Время в художественных текстах и комментариях к ним [Time in Literary Texts and Commentaries to Them]

Alexander Dolinin


Discussing anachronisms in Alexandre Dumas’ The Three Musketeers, Umberto Eco concluded that most of them remain unnoticed by the Model Reader of the text as they are never located “in very strategic places” and can’t be identified without specialized knowledge that the Model Reader does not have. The article develops upon Eco’s observations, arguing that such “invisible” anachronisms are intrinsic to those genres of the novel that set the task of portraying a distinctive epoch, from Walter Scott’s and Leo Tolstoy’s historical fiction to Sergei Gandlevsky’s representation of the 1970s.
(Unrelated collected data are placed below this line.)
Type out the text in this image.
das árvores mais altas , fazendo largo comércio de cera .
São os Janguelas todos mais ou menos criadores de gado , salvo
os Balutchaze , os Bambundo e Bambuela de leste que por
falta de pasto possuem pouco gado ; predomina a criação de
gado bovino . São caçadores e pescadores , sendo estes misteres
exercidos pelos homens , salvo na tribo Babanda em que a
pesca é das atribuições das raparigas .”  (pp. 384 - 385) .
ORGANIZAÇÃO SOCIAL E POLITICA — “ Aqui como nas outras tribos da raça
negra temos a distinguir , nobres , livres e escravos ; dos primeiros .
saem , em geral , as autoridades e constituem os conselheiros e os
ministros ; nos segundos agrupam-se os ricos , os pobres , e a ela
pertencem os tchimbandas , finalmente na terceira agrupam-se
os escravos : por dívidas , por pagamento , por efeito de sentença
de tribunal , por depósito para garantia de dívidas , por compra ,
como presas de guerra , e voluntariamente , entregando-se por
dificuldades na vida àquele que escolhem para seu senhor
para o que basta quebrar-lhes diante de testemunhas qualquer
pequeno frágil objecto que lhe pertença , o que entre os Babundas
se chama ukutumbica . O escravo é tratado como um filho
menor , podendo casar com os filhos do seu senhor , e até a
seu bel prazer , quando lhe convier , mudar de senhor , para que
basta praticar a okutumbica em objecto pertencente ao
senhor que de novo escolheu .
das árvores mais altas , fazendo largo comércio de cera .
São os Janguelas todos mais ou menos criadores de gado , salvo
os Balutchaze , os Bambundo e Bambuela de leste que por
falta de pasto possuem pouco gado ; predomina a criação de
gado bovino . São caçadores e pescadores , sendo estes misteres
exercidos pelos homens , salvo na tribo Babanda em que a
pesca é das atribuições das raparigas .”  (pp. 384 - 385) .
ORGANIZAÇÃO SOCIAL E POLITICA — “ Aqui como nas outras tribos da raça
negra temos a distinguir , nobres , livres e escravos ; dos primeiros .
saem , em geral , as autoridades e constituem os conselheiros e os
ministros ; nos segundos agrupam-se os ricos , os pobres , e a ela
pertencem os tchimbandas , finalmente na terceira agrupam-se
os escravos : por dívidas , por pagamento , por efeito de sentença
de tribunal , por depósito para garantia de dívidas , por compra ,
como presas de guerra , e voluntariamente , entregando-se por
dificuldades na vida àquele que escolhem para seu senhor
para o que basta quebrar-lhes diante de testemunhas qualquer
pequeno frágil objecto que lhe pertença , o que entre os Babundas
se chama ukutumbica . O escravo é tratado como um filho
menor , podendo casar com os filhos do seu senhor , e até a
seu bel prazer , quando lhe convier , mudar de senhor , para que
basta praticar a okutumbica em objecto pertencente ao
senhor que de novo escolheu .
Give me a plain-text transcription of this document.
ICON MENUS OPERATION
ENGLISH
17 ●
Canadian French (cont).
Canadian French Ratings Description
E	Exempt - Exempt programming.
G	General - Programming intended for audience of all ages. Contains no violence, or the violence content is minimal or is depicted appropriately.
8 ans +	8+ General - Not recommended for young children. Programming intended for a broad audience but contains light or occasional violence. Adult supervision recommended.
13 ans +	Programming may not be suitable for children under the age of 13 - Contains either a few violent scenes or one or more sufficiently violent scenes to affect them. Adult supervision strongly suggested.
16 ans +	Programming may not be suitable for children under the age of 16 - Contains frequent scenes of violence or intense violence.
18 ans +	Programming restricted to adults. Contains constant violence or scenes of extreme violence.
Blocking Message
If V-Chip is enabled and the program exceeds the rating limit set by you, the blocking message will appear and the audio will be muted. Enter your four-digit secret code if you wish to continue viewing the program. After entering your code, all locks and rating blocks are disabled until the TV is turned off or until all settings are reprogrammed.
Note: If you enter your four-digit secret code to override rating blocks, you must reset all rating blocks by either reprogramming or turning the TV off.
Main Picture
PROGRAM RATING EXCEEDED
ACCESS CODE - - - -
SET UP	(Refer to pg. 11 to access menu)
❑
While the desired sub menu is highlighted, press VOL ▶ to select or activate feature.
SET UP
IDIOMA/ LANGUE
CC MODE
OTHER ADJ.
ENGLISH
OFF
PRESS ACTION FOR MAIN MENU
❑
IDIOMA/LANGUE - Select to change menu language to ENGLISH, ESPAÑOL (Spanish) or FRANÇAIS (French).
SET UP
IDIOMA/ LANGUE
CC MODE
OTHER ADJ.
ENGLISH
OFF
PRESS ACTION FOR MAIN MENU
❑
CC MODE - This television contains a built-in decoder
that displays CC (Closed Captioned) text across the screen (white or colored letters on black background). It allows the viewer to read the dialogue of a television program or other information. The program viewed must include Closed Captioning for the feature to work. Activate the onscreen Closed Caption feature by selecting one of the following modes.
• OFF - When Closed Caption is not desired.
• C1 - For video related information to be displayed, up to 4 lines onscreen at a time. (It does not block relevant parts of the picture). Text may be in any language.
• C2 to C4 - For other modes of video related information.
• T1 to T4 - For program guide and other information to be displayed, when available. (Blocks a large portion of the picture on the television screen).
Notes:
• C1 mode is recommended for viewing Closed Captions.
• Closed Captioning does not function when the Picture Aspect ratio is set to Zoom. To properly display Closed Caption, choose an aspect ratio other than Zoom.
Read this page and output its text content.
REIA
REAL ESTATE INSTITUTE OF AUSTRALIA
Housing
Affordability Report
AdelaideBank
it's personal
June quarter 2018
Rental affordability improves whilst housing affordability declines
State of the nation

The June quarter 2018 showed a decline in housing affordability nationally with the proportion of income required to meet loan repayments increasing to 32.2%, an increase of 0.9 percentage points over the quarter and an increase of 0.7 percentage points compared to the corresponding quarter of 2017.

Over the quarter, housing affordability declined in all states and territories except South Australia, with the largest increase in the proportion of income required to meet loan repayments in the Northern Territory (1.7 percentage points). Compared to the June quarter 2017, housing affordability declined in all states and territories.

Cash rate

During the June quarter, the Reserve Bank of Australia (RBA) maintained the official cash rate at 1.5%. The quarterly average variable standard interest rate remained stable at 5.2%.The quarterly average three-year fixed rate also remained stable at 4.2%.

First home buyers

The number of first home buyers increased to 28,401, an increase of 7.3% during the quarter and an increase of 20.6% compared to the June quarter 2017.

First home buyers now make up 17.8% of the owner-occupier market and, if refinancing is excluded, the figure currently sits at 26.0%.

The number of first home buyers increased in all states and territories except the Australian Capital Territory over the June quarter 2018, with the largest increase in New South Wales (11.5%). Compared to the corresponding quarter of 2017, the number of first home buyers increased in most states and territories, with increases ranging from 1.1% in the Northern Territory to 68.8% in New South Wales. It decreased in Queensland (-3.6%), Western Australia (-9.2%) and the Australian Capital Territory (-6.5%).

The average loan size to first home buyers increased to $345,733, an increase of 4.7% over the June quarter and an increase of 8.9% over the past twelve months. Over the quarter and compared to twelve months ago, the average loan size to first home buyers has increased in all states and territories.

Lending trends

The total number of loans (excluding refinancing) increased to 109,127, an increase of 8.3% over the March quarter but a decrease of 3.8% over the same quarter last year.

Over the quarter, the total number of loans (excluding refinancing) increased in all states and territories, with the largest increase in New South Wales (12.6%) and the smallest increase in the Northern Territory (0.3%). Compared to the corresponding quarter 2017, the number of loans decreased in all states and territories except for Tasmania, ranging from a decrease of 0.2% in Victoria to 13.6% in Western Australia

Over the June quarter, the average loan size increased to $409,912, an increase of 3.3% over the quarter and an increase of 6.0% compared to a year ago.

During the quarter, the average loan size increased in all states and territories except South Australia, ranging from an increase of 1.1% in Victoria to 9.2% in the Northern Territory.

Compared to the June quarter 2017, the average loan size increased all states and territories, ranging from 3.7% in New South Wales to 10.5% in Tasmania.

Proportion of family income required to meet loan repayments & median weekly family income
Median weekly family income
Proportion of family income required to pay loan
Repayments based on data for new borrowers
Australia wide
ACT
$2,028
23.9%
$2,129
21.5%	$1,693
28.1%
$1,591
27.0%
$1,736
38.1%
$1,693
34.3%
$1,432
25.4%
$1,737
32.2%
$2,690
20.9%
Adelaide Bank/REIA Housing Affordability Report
If a plot and characters of the text are somehow related to particular historical incidents and persons, the scholarly commentary ought to pinpoint and explain anachronistic discrepancies, but the attempts of annotators to ascribe temporal exactitude to ahistorical narratives (e.g., Pushkin’s Eugene Onegin) are seen as futile and even harmful.

Keywords: 19th to 21st-Century Scottish and Russian Literature, Walter Scott (1771—1832), Alexander Pushkin (1799—1837), Leo Tolstoy (1828—1910), Sergei Gandlevsky (b. 1952), Eugene Onegin (1825—1832), Anna Karenina (1875—1877), Illegible: A Novel (2002), Chronology, History of Literature.